И тут заговорили все разом, словно рухнула плотина, преграждавшая поток.
— Относительно власти над пространством и временем вы несколько поспешили, Арсениго, — заметил марсианин. — Насколько я понимаю, работа над будатором еще предстоит немалая.
Гурули отмахнулся от реплики, как от надоедливой мухи:
— Ну и что? Важен принцип. А доводка, градуировка и прочее — это дело десятое.

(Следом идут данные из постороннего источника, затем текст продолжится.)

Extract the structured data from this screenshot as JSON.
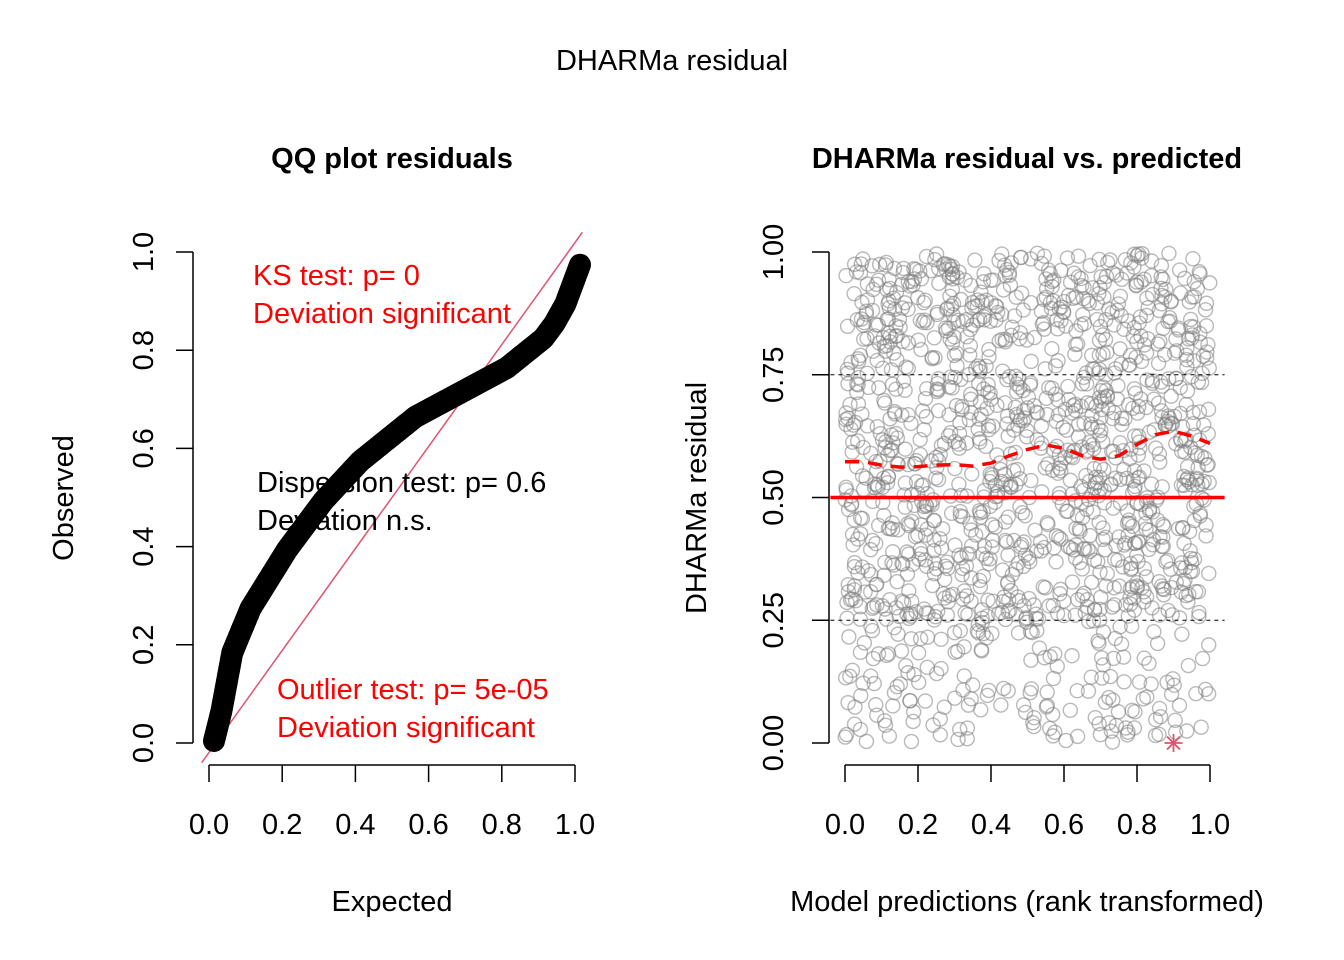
{
  "figure": {
    "outer_title": "DHARMa residual"
  },
  "chart_data": [
    {
      "type": "scatter",
      "title": "QQ plot residuals",
      "xlabel": "Expected",
      "ylabel": "Observed",
      "xlim": [
        0,
        1
      ],
      "ylim": [
        0,
        1
      ],
      "xticks": [
        "0.0",
        "0.2",
        "0.4",
        "0.6",
        "0.8",
        "1.0"
      ],
      "yticks": [
        "0.0",
        "0.2",
        "0.4",
        "0.6",
        "0.8",
        "1.0"
      ],
      "grid": false,
      "series": [
        {
          "role": "quantile points",
          "color": "#000000",
          "x": [
            0.0,
            0.02,
            0.05,
            0.1,
            0.15,
            0.2,
            0.25,
            0.3,
            0.35,
            0.4,
            0.45,
            0.5,
            0.55,
            0.6,
            0.65,
            0.7,
            0.75,
            0.8,
            0.85,
            0.9,
            0.93,
            0.96,
            0.98,
            1.0
          ],
          "y": [
            0.0,
            0.06,
            0.18,
            0.27,
            0.33,
            0.39,
            0.44,
            0.49,
            0.53,
            0.57,
            0.6,
            0.63,
            0.66,
            0.68,
            0.7,
            0.72,
            0.74,
            0.76,
            0.79,
            0.82,
            0.85,
            0.89,
            0.93,
            0.97
          ]
        },
        {
          "role": "1:1 reference line",
          "color": "#DF536B",
          "x": [
            -0.02,
            1.02
          ],
          "y": [
            -0.04,
            1.04
          ]
        }
      ],
      "annotations": [
        {
          "lines": [
            "KS test: p= 0",
            "Deviation  significant"
          ],
          "color": "#FF0000"
        },
        {
          "lines": [
            "Dispersion test: p= 0.6",
            "Deviation  n.s."
          ],
          "color": "#000000"
        },
        {
          "lines": [
            "Outlier test: p= 5e-05",
            "Deviation  significant"
          ],
          "color": "#FF0000"
        }
      ]
    },
    {
      "type": "scatter",
      "title": "DHARMa residual vs. predicted",
      "xlabel": "Model predictions (rank transformed)",
      "ylabel": "DHARMa residual",
      "xlim": [
        0,
        1
      ],
      "ylim": [
        0,
        1
      ],
      "xticks": [
        "0.0",
        "0.2",
        "0.4",
        "0.6",
        "0.8",
        "1.0"
      ],
      "yticks": [
        "0.00",
        "0.25",
        "0.50",
        "0.75",
        "1.00"
      ],
      "grid": false,
      "points": {
        "color": "#7F7F7F",
        "marker": "open-circle",
        "count": 1400,
        "distribution": "uniform-ish, denser above 0.25"
      },
      "reference_lines": [
        {
          "y": 0.5,
          "style": "solid",
          "color": "#FF0000"
        },
        {
          "y": 0.25,
          "style": "dashed",
          "color": "#000000"
        },
        {
          "y": 0.75,
          "style": "dashed",
          "color": "#000000"
        }
      ],
      "smooth_line": {
        "style": "dashed",
        "color": "#FF0000",
        "x": [
          0.0,
          0.05,
          0.1,
          0.15,
          0.2,
          0.25,
          0.3,
          0.35,
          0.4,
          0.45,
          0.5,
          0.55,
          0.6,
          0.65,
          0.7,
          0.75,
          0.8,
          0.85,
          0.9,
          0.95,
          1.0
        ],
        "y": [
          0.573,
          0.573,
          0.566,
          0.562,
          0.563,
          0.566,
          0.567,
          0.564,
          0.57,
          0.585,
          0.598,
          0.607,
          0.6,
          0.585,
          0.578,
          0.585,
          0.608,
          0.628,
          0.635,
          0.625,
          0.61
        ]
      },
      "outliers": [
        {
          "x": 0.9,
          "y": 0.0,
          "marker": "asterisk",
          "color": "#DF536B"
        }
      ]
    }
  ]
}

— Не скажите, — нахмурился Делион. — Сейчас аппарат напоминает необъезженного мустанга, который может сбросить седока. Либо завезти не туда, куда надо.
— Все равно лучше скакать на необъезженном мустанге, чем на полудохлой кляче. А мустанга мы укротим, не бойтесь!
Гурули так победно оглядывал всех, словно это именно он, поднятый из ничтожества Заварой и вообще работающий в Ядерном без году неделя, будет доводить будатор до ума. И именно в его руках — вековая мечта человечества.
Сильвине было досадно, что она пропустила разъяснения Арнольда и теперь не понимала, о чем, собственно, идет речь. Нагнувшись к Делиону, который, по ее разумению, лучше всех разбирался в предмете — после, разумеется, Завары — она попросила растолковать ей суть вопроса.
Александр положил ладонь на ее руку.
— Когда Арнольд вернется, мы вместе пойдем в его кабинет, — сказал он. — Я все разъясню вам на месте.
— Спасибо, Атамаль.
Завара задерживался. В гостиной начало нарастать незримое напряжение.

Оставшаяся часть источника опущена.